- Born: 9 November 1957 (age 68)
- Other names: J. O. Y. Mante
- Education: Claremont Graduate University (M.A., MPhil, Ph.D.);
- Occupations: Presbyterian minister Theologian Lecturer
- Spouse: Florence Mante
- Church: Presbyterian Church of Ghana
- Ordained: 1981
- Offices held: Moderator of the General Assembly, Presbyterian Church of Ghana (2018 - 2024)

= Joseph Obiri Yeboah Mante =

Ghanaian theologian and Presbyterian minister

Joseph Obiri Yeboah Mante also known as J.O.Y. Mante (born 9 November 1957) is a Ghanaian theologian and Presbyterian minister who currently serves as the 18th Moderator of the General Assembly of the Presbyterian Church of Ghana (PCG), equivalent to the chief executive officer or managing director of the national church organisation. Prior to his appointment as moderator he served as the President of the Trinity Theological Seminary, Legon for 7 years. In August 2018, Joseph Obiri Yeboah Mante was elected the new Moderator of the General Assembly of the Presbyterian Church of Ghana (PCG), to succeed Cephas Narh Omenyo, the then incumbent, who had been ill for over a year and the General Assembly had to take a decision to declare the moderator seat vacant to allow new leadership.

== Early life and education ==
J. O Y. Mante was born on 9 November 1957. He is a native of Larteh Akuapem in the Eastern Region of Ghana and Kokofu in the Ashanti Region of Ghana. He holds a Master of Arts degree in Theology, a Master of Philosophy degree in Philosophy of Religion and Doctor of Philosophy (PhD) in Systematic Theology all from the Claremont Graduate University, Claremont, California in USA.

== Academia ==
Mante served as an Adjunct lecturer at the Department for the Study of Religions at University of Ghana. He lectured at the Trinity Theological Seminary, Legon for more than 24 years, serving as the Academic Dean of the Seminary for 9 years before serving as the President of the Trinity Theological Seminary Legon for 7 years from September 2011 to 1 August 2018. in 2017, whilst serving as President of the seminary he questioned the removal of Moral Education from the school curriculum and attributed the unruly behaviour of students on campuses to that decision. He has served on several boards and councils of higher education and ministry, including Chairman of the Governing Council of Presbyterian College of Education, Akropong (2006-2014), Chairman of the Governing Council of Presbyterian Women’s College of Education, Aburi (2008-2015) and a member of the Governing Council of the Presbyterian University College (2007-2013).

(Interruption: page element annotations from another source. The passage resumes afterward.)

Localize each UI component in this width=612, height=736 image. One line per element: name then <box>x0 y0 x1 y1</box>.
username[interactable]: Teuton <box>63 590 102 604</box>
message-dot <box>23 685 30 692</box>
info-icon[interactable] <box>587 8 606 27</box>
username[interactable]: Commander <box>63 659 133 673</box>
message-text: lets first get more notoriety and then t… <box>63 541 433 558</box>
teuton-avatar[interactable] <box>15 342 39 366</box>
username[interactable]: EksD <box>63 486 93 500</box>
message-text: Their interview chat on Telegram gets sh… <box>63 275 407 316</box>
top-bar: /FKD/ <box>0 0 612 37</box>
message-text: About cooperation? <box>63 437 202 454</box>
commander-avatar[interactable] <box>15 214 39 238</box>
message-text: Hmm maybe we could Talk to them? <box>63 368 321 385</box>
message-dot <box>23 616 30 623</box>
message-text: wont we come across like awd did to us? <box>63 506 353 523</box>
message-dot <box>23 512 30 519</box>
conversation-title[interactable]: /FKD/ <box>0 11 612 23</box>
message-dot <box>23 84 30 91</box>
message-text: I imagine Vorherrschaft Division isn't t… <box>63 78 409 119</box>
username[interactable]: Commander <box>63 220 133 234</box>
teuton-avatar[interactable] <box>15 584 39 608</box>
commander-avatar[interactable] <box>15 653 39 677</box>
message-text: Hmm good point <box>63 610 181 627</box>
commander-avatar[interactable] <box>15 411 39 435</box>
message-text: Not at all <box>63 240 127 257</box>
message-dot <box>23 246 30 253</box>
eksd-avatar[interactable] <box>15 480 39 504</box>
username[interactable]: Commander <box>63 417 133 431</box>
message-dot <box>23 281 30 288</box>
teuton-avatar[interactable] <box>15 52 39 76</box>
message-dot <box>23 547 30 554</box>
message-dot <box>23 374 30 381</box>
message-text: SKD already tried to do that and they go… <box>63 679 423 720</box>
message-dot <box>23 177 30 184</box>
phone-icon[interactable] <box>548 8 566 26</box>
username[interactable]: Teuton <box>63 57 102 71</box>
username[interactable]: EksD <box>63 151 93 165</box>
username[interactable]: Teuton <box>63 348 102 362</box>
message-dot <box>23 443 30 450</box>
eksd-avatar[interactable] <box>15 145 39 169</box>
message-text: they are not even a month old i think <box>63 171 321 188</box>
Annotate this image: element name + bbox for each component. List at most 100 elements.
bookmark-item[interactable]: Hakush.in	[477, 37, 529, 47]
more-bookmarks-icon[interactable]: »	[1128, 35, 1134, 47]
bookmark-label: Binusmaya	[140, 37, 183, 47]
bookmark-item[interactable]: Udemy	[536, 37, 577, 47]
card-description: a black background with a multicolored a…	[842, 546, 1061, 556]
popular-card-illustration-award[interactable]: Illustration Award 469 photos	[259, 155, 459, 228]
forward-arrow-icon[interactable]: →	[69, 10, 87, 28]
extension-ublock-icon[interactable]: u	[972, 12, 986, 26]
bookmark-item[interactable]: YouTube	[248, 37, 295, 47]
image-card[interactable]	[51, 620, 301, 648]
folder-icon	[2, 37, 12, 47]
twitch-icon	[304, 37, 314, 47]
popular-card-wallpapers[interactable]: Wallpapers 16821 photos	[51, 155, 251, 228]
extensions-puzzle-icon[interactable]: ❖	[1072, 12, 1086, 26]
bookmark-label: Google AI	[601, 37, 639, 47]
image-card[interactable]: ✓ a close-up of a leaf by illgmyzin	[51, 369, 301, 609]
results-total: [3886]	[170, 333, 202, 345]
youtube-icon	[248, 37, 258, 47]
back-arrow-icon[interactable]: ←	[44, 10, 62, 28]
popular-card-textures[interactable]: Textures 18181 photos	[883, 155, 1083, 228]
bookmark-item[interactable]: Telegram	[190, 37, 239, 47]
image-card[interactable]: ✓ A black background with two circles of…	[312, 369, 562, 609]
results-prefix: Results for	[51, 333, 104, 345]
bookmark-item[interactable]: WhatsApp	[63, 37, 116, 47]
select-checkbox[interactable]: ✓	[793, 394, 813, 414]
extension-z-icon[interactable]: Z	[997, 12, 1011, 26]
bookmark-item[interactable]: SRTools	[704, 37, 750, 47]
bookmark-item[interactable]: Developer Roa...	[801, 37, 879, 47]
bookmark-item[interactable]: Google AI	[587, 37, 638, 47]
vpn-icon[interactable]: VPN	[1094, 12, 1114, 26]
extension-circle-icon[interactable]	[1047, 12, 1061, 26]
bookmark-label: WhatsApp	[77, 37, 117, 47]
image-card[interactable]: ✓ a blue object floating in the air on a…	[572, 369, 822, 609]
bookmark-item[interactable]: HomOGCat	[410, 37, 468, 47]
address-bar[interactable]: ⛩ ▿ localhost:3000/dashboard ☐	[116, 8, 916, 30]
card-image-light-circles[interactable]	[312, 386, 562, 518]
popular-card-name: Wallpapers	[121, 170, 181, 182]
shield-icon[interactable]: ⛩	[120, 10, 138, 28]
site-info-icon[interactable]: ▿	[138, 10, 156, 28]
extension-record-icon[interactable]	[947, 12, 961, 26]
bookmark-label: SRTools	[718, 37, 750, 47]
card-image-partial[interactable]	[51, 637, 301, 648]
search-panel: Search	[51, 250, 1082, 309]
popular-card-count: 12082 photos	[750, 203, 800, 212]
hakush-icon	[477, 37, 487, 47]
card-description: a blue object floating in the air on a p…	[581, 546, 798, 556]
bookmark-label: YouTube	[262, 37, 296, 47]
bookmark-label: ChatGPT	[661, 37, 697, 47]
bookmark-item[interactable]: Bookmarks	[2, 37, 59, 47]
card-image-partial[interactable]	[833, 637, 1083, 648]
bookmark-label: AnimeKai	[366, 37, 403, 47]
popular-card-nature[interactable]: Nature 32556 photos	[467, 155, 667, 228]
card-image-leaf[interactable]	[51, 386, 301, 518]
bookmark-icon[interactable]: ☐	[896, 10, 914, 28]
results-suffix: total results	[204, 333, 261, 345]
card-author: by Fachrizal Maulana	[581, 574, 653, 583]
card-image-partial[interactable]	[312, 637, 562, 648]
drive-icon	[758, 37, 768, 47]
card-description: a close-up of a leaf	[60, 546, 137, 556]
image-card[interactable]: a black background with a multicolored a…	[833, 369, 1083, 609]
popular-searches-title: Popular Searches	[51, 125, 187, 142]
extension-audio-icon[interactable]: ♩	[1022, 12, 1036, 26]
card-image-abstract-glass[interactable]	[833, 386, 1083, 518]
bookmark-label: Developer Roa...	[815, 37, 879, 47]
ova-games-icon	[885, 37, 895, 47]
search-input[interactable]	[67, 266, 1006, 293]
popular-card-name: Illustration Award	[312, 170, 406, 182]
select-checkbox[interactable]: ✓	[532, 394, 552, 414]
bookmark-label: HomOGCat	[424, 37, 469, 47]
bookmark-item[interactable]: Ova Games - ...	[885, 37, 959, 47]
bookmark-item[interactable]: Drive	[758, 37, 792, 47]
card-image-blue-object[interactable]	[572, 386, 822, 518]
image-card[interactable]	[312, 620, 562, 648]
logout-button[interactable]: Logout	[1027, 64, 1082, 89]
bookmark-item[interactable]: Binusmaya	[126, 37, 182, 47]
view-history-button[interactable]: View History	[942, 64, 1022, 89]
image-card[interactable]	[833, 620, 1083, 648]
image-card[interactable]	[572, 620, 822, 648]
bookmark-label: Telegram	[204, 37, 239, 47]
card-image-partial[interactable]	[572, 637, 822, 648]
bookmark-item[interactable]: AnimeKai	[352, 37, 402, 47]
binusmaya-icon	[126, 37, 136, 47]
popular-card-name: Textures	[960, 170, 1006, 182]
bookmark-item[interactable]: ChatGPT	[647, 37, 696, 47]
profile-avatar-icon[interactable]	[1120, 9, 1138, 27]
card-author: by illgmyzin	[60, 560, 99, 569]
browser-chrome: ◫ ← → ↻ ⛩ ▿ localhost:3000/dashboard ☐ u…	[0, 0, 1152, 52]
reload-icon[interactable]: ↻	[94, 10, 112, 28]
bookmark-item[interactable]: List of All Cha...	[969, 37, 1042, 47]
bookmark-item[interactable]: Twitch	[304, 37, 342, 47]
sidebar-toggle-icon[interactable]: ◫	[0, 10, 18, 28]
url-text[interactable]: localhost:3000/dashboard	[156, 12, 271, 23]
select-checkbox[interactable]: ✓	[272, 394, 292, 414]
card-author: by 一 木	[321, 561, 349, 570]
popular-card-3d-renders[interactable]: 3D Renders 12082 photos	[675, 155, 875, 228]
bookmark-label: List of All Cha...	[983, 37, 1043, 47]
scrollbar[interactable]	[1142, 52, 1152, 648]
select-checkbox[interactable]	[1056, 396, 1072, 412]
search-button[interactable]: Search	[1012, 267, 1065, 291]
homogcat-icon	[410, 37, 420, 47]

Mante was a member of Ghana's National Accreditation Board and served on several of the board's committees including Accreditation Committee, Quality Assurance Committee, Institutional Visits Committee, Administration Committee, and Finance Committee. He chairs the Ethics in Research Committee of the University of Ghana, a position he has held since 2013. He is a member of the American Academy of Religion, British Ethics Society, Society for the Study of Theology, and the editorial board of the Trinity Journal of Church and Society.

== Ministry ==
Mante was ordained as a minister of the Presbyterian Church of Ghana in 1981 and has since served the church in different capacities. He has served as resident minister in different places within PCG both in Ghana and outside Ghana, including Ramseyer Memorial Presbyterian Church, Adum, Kumasi, District Pastor in Obuasi, Claremount - California, Fontana - California, Trinity United Church Legon, Atomic Hills Congregation, Accra and the Faith Congregation at Shiashie in Accra.

From 2006 to 2011, he also served as the Presbytery Chairperson, which is equivalent to a Bishop, in the Akuapem Presbytery of the Presbyterian Church of Ghana. Within that period he also served as a member of the Church’s General Assembly Council.

He was the host of a religious TV talk show dubbed “In the Light” on GTV for 4 years.

=== Moderator of PCG ===
In August 2018, he was elected and declared as the new Moderator of the Presbyterian Church of Ghana to succeed Cephas Narh Omenyo. After receiving 156 nominations as against Godwin Nii Noi Odonkor and Victor Okoe Abbey who had 28 and 19 nominations respectively, the two stepped down for a popular acclamation of a Yes or No vote, of which he received a total of 195 Yes and 13 No votes representing 93.75% of votes cast to be declared as the Moderator-elect.

He was inducted into office as the 18th Moderator of the Presbyterian Church of Ghana on 23 December 2018 at the Akropong Presbyterian Grace Congregation church in Akropong–Akuapem, Eastern Region.

In 2019, he called for the restructuring of the university curriculum in Ghana to include entrepreneurship to help students to come up with their own initiatives after completing their degrees.

== Personal life ==
Joseph Obiri Yeboah Mante is married to Florence Mante, with whom he has three children and co-founded the Adom Foundation Ghana, a non-governmental organisation (NGO) to help needy children.